Devrim rüzgârı sadece Ortadoğu bölgesini değil, Atlantik'in diğer tarafını, yani Amerika'yı da etkilemiştir. ABD ve Batı karşıtı olan bir ülkenin, diğer bölge ülkelerine de benzeri devrimleri ihraç etme olasılığı, bölgedeki Amerikan çıkarlarının zarar görmesi ve ABD'nin bölgedeki prestijini yitirmesi olarak yorumlanmıştır. Zaten Sovyet Rusya ve ABD arasındaki güç mücadelesinde hassas bir konumda olan Ortadoğu'ya, İslam merkezli ve Batı karşıtı bir İran faktörünün etki etmesi asla kabul olunamazdı. Bundan dolayı devrimin etkisi mümkün olduğu kadar minimum düzeye indirgenmeli ve bunu sağlamak için de gerekli tedbirler alınmalıydı. Öncelikle, eski müttefik (yeni düşman) İran'ın yerine, bölgedeki Amerikan çıkarlarını korumak için en uygun aday olarak Mısır görülmüş ve İran'ın kaybı telafi edilmiştir fakat en önemli tehlike olan -devrimin ihracı sorunu- ise hala bertaraf edilememiştir. İslam Devrimi'nin diğer bölge ülkelerinde tekrarlanabilme riski Amerikan dış politikasında "paranoya" haline gelmiştir. İran'ın İslam merkezli yeni dış politikasının uzun vadede Amerikan çıkarlarını kötü yönde etkilemesini engellemek için ABD de yeni karşı politikalar üretme gereği duymuş ve İran'ı gerek bölge ülkelerin yardımıyla, gerekse alman ekonomik tedbirlerle etkisiz hale getirmeye çalışmıştır28.

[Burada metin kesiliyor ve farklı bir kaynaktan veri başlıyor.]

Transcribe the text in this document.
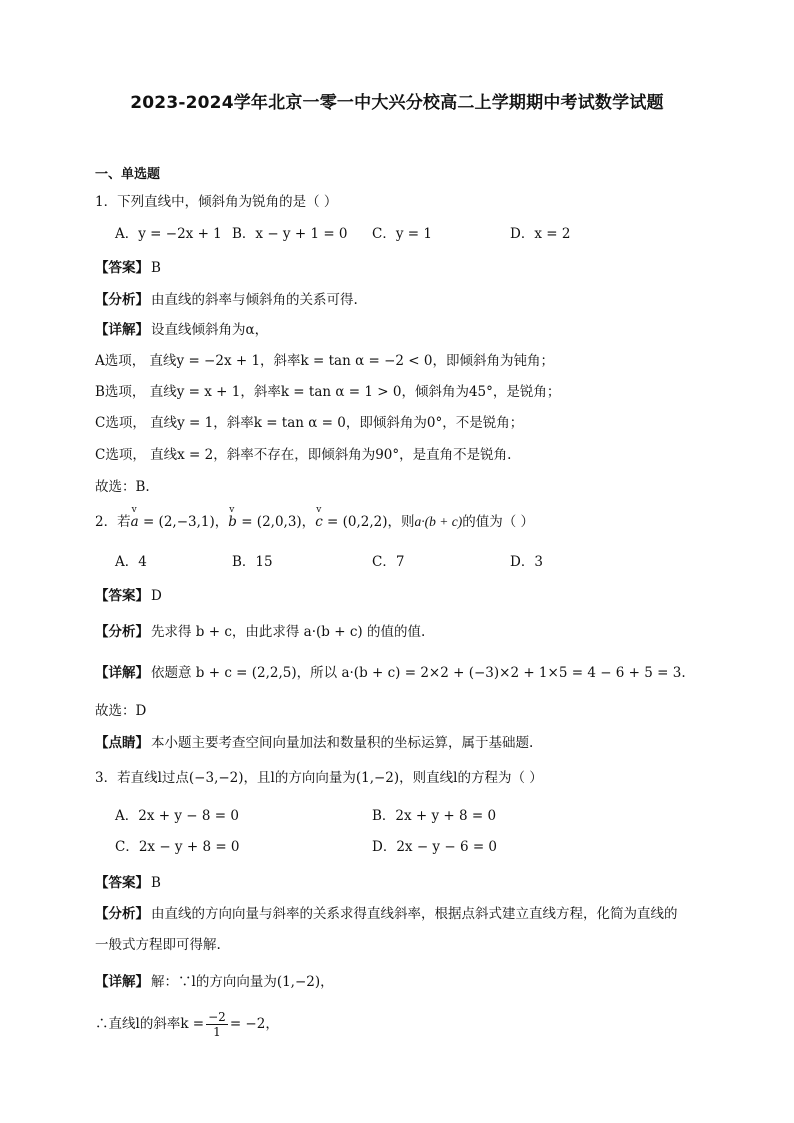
2023-2024学年北京一零一中大兴分校高二上学期期中考试数学试题
一、单选题
1．下列直线中，倾斜角为锐角的是（ ）
A．y = −2x + 1 B．x − y + 1 = 0 C．y = 1	D．x = 2
【答案】 B
【分析】 由直线的斜率与倾斜角的关系可得.
【详解】 设直线倾斜角为α，
A选项， 直线y = −2x + 1，斜率k = tan α = −2 < 0，即倾斜角为钝角；
B选项， 直线y = x + 1，斜率k = tan α = 1 > 0，倾斜角为45°，是锐角；
C选项， 直线y = 1，斜率k = tan α = 0，即倾斜角为0°，不是锐角；
C选项， 直线x = 2，斜率不存在，即倾斜角为90°，是直角不是锐角.
故选：B.
2．若v a = (2,−3,1)，v b = (2,0,3)，v c = (0,2,2)，则a·(b + c)的值为（ ）
A．4	B．15	C．7	D．3
【答案】 D
【分析】 先求得 b + c，由此求得 a·(b + c) 的值的值.
【详解】 依题意 b + c = (2,2,5)，所以 a·(b + c) = 2×2 + (−3)×2 + 1×5 = 4 − 6 + 5 = 3.
故选：D
【点睛】 本小题主要考查空间向量加法和数量积的坐标运算，属于基础题.
3．若直线l过点(−3,−2)，且l的方向向量为(1,−2)，则直线l的方程为（ ）
A．2x + y − 8 = 0	B．2x + y + 8 = 0
C．2x − y + 8 = 0	D．2x − y − 6 = 0
【答案】 B
【分析】 由直线的方向向量与斜率的关系求得直线斜率，根据点斜式建立直线方程，化简为直线的
一般式方程即可得解.
【详解】 解：∵l的方向向量为(1,−2)，
∴直线l的斜率$k = \frac{-2}{1} = -2$，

Devrim sonrası İran dış politikasının itici motorunu "Batı karşıtlığı" ve "İslam kimliği" oluşturmuştur. Özellikle Amerika (Büyük Şeytan) ve Sovyetler Birliği (Küçük Şeytan) ve İsrail (Siyonist Rejim) üzerine özel bir vurgu yapılmıştır. Bu nitelemeler ve oluşumlar aslında Dini Lider Humeyni'nin fikirlerini yansıtmaktadır. İran İslam Cumhuriyeti'nin yeni anayasasına göre Humeyni hem iç politikada hem de dış politikada en önemli karar verici haline gelmiştir ve kendisini Veliyi Fakih olarak nitelemiştir. Yani tüm güç Humeyni'nin ellerinde toplanmıştır. Humeyni başat güç olmanın avantajını da kullanarak yeni İran dış politikasını kolayca şekillendirmiştir.